16

1.2K 142 10
                                    

Di sebuah taman dengan danau buatan dan pepohonan yang rindang, serta bunga-bungaan yang tersebar dengan indah dipenjuru halaman seolah tampak sebagai pemandangan yang cantik nan rupawan.

Tidak ada siapapun di sana dan dunia serasa milik berdua. Dia seolah menjadi sebuah layar yang menayangkan pemandangan indah di depan mata.

"Can i kiss your lip?"

Entahlah, laki-laki yang sangat ia kenal ini muncul darimana. Dengan kaos putih polosnya dan rambut jabrik yang --tumben sekali rapi-rapinya, mulai memajukan wajahnya. Tak lupa bibirnya yang ikut maju seperti bebek yang menyosor mangsanya.

Ini tepat di depannya.

Dan apakah ciuman itu akan terjadi? Ia harap begitu.

Ia sadar ia tersenyum. Menunggu bibir mainly itu tiba di bibir ranumnya. Sungguh ia malu ia telah berpikiran jorok.

Gadis itu tersenyum dalam tidurnya sambil memeluk guling dengan erat. Mengubah posisi tidurnya agar lebih nyaman. Entah apa yang terjadi dalam mimpinya, hanya ia yang tahu.

Satu.. dua.. dan yang seharusnya teejadi itu harus tertunda. Semuanya buyar kala suara berisik dari luar tak mampu dibendung oleh gendang telinganya.

Adhara tersadar dan ia terkejut. Barusan itu mimpi atau nyata? Melirik sekitar dan meraba apapun yang bisa ia jangkau. Ia pun tahu jawabannya.

Adhara mendesah lega saat ia sadar ia masih di atas kasur. Dan, suara berisik apa itu di luar sana?

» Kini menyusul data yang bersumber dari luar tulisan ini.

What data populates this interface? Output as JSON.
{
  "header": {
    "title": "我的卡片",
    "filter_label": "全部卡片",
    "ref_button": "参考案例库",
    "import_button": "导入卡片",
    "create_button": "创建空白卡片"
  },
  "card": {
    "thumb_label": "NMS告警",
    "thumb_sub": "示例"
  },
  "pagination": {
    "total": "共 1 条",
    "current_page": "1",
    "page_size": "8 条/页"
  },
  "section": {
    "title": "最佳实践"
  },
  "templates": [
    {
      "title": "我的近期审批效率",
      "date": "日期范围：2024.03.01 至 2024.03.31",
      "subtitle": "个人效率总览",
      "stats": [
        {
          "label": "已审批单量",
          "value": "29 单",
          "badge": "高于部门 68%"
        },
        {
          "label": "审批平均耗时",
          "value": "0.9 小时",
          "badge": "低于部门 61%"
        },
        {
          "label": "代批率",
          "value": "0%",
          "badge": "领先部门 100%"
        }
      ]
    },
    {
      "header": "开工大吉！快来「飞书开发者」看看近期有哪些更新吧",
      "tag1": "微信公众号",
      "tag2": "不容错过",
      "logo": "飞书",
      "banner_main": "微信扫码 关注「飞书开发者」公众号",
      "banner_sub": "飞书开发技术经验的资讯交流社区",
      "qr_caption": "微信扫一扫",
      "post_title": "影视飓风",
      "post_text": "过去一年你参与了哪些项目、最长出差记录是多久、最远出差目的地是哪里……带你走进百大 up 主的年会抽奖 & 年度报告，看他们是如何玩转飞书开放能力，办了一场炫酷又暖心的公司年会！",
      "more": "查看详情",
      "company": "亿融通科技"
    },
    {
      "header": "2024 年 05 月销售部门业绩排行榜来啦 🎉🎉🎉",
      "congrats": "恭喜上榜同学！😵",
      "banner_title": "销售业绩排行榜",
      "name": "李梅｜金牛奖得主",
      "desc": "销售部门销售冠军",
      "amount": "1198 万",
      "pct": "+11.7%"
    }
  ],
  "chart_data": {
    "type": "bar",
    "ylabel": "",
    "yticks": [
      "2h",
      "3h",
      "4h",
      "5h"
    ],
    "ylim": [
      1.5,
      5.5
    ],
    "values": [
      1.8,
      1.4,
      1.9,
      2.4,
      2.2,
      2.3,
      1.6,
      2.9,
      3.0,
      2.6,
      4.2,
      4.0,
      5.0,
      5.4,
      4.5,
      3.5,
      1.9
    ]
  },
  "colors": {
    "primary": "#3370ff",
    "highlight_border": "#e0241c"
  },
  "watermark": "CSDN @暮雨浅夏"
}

Ia mengusap mukanya, menyibak selimut hangatnya. Ia bangun dari tidurnya dan duduk sebentar dipinggiran kasur, sedikit menetralkan rasa pusing yang melanda.

Ia mamatikan lampu dan menyibak gordennya. Mentari pagi menyambut dengan cerah seolah memberi secercah harapan untuk beraktivitas pagi ini.

Pagi ini?

Adhara segera melihat jam digital di nakas, dan ia mendesah lega kalau ini memang masih jam 7:16 AM. Iya, jam 7 pagi lebih sedikit.

Sungguh semua kebahagiaan yang muncul ketika bangun tidur tadi harus lenyap begitu saja melebur bersama angin kala ia keluar dari kamarnya dan disuguhkan tontonan saling adu mulut. Seorang lelaki dewasa dan remaja tanggung yang berdiri saling berhadapan.

Navis dan Orion.

Kedua laki-laki yang amat Adhara sayangi. Laki-laki yang selalu ia eluh-eluhkan itu kini sedang meneriaki satu sama lain.

Kakinya lemas, entah ia harus berpegangan kemana.

Ia tak pernah menyangka akan sosok ayahnya yang beringas saat ini. Tepat di depan matanya, ayah yang selalu ia kagumi menampar keras pipi kakaknya yang selalu ia sayangi. Sungguh kenyataan yang ikut menampar hati.

"Kamu kalau sudah tidak mau saya urus lagi, bilang! Jangan kelayapan nggak jelas seperti ini. Malu saya ngurusin anak seperti kamu."

Orion kini menunduk diam. Entah pandangannya kosong kemana, yang jelas Adhara tahu kalau Orion sedang tidak baik-baik saja.

"Kamu ini mau jadi seperti bapak kamu?! Kelayapan dan tidak pernah pulang. Kamu mau jadi seperti dia?!"

Bapak kamu?

Adhara di sana mengerutkan keningnya dalam sambil menonton pertikaian di depan.

"Kenapa diam? Nggak bisa jawab?!"

Orion masih bergeming. Ia menatap lantai dengan kosong. Tangannya mengepal seolah menunjukkan rasa marah. Namun, wajahnya tetap sama, datar dan kosong.